Oleh karena itu saudara-saudara setelah saya membahas bersama Wakil Presiden, para menteri, juga perlu komunikasi dengan Gubernur Jawa Timur maka kita berharap agar masalah yang terjadi di Sampang itu segera bisa diatasi dan segera pula dicarikan solusinya yang utuh dan harapan saya secara permanen bisa mencegah terjadinya kasus-kasus serupa. Ini memerlukan keterpaduan antara pemerintah pusat, pemerintah daerah. Daerah disini, baik Jawa Timur maupun Sampang. Keterpaduan secara horisontal, jajaran intelejen, Kepolisian, TNI, pemerintah daerah, bahkan pemuka agama, tokoh masyarakat, dan semua pihak. Dengan harapan bisa dicegah kekerasan-kekerasan serupa di masa depan.

Saya juga meminta kepada jajaran penegak hukum, baik Kepolisian, Kejaksaan, dan harapan saya juga jajaran Mahkamah Agung untuk benar-benar menegakan hukum secara tegas dan adil. Kalau tidak tegas dan adil memancing hal yang serupa di masa depan. Kalau tegas dan adil kalau kesalahannya berat, hukumannya juga berat, maka itu akan baik bagi negara kita. Dengan demikian tidak begitu saja warga negara kita, komunitas atau pihak-pihak tertentu, melakukan kekerasan dan pelanggaran hukum seperti itu.

Saya juga meminta pemerintah daerah Jawa Timur karena dalam batas kemampuan mereka kalau pemerintah pusat harus membantu kita akan membantu untuk membantu mereka-mereka yang menjadi korban insiden ini, apakah rumahnya dibakar, atau yang luka-luka secara adil bagi kedua belah pihak adil, tapi marilah kita berikan bantuan baru saja mereka melaksanakan ibadah puasa, baru berlebaran, tiba-tiba harus mengalami musibah katakanlah atau kejadian seperti itu.

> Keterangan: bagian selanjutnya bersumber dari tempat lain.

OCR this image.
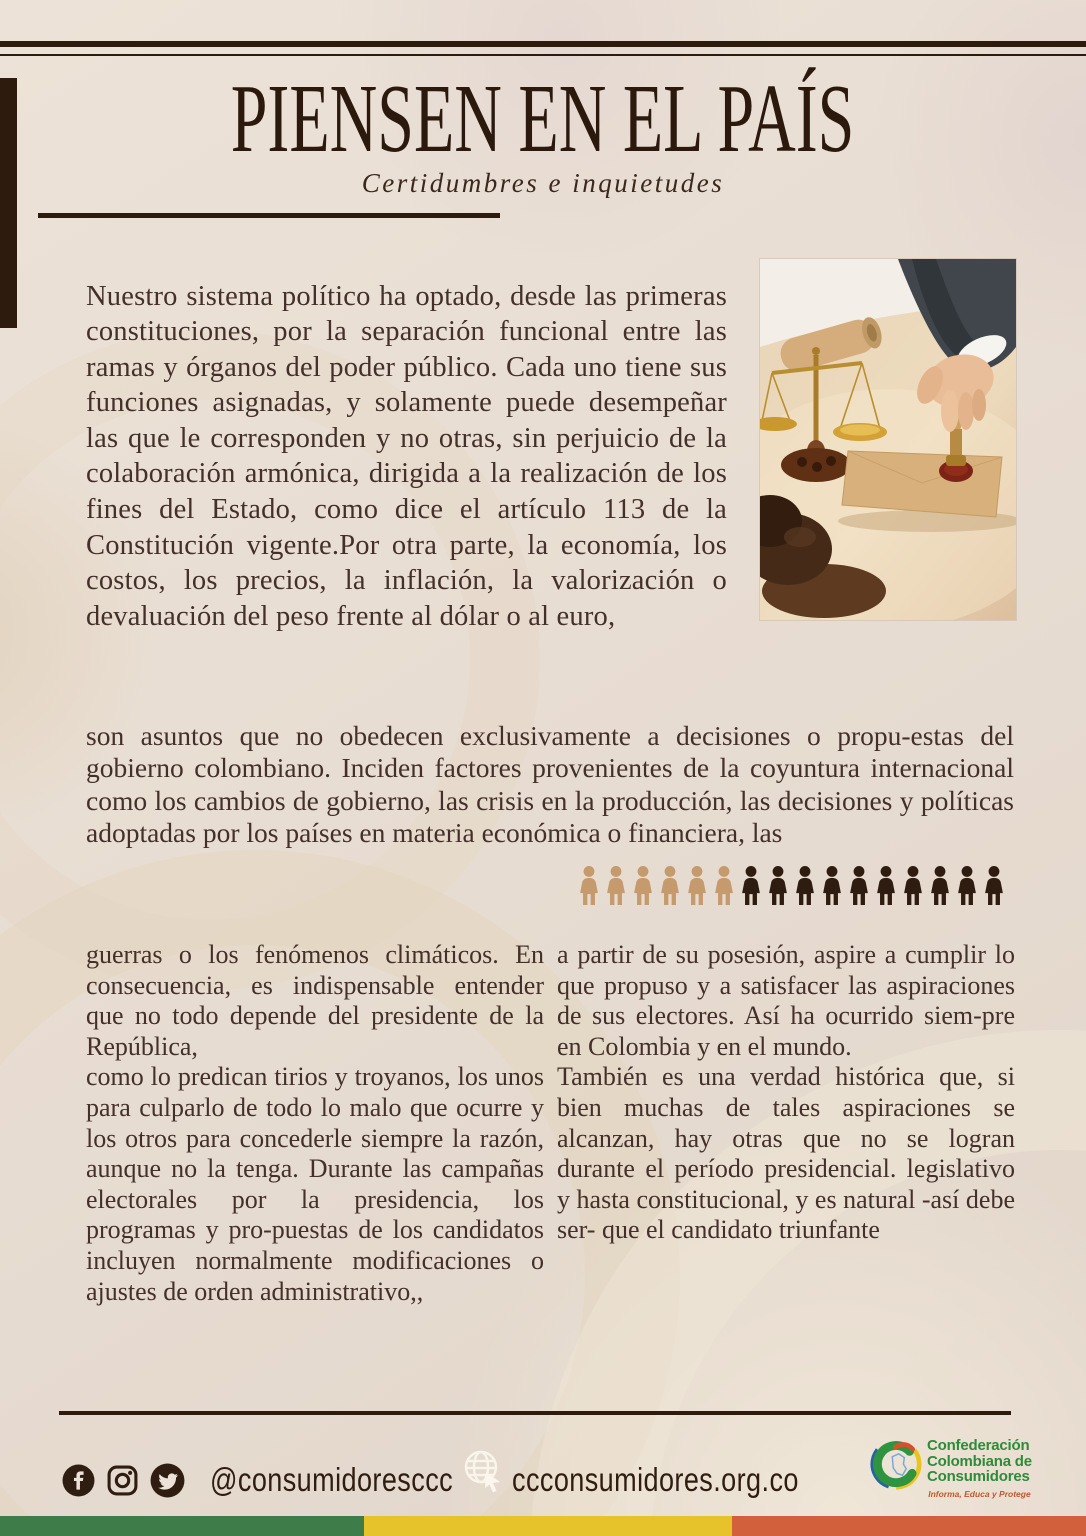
PIENSEN EN EL PAÍS
Certidumbres e inquietudes

Nuestro sistema político ha optado, desde las primeras constituciones, por la separación funcional entre las ramas y órganos del poder público. Cada uno tiene sus funciones asignadas, y solamente puede desempeñar las que le corresponden y no otras, sin perjuicio de la colaboración armónica, dirigida a la realización de los fines del Estado, como dice el artículo 113 de la Constitución vigente.Por otra parte, la economía, los costos, los precios, la inflación, la valorización o devaluación del peso frente al dólar o al euro,

son asuntos que no obedecen exclusivamente a decisiones o propu-estas del gobierno colombiano. Inciden factores provenientes de la coyuntura internacional como los cambios de gobierno, las crisis en la producción, las decisiones y políticas adoptadas por los países en materia económica o financiera, las

guerras o los fenómenos climáticos. En consecuencia, es indispensable entender que no todo depende del presidente de la República,

como lo predican tirios y troyanos, los unos para culparlo de todo lo malo que ocurre y los otros para concederle siempre la razón, aunque no la tenga. Durante las campañas electorales por la presidencia, los programas y pro-puestas de los candidatos incluyen normalmente modificaciones o ajustes de orden administrativo,,

a partir de su posesión, aspire a cumplir lo que propuso y a satisfacer las aspiraciones de sus electores. Así ha ocurrido siem-pre en Colombia y en el mundo.

También es una verdad histórica que, si bien muchas de tales aspiraciones se alcanzan, hay otras que no se logran durante el período presidencial. legislativo y hasta constitucional, y es natural -así debe ser- que el candidato triunfante

@consumidoresccc ccconsumidores.org.co
Confederación
Colombiana de
Consumidores
Informa, Educa y Protege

Yang terakhir saudara-saudara  saya sungguh berharap para pemimpin dan pemuka agama, tokoh-tokoh masyarakat untuk bersama-sama dengan pemerintah utamanya pemerintah daerah kembali menenangkan umat mereka semua membimbing mereka untuk tidak melakukan aksi-aksi kekerasan dan tindakan main hakim sendiri yang itu juga bertentangan dengan nilai dan ajaran agama.

 Itulah yang ingin saya sampaikan dan kepada saudara semua dan setelah ini pemerintah, baik pusat maupun daerah beserta para aparat keamanan dan penegak hukum akan melakukan langkah-langkah yang diperlukan dan sekali lagi saya meminta dukungan masyarakat luas  agar apa yang terjadi di Sampang kemarin bisa kita atasi dan kemudian hukum ditegakkan seraya kita cegah hal-hal serupa terjadi lagi di masa depan.

Demikian saudara-saudara terima kasih.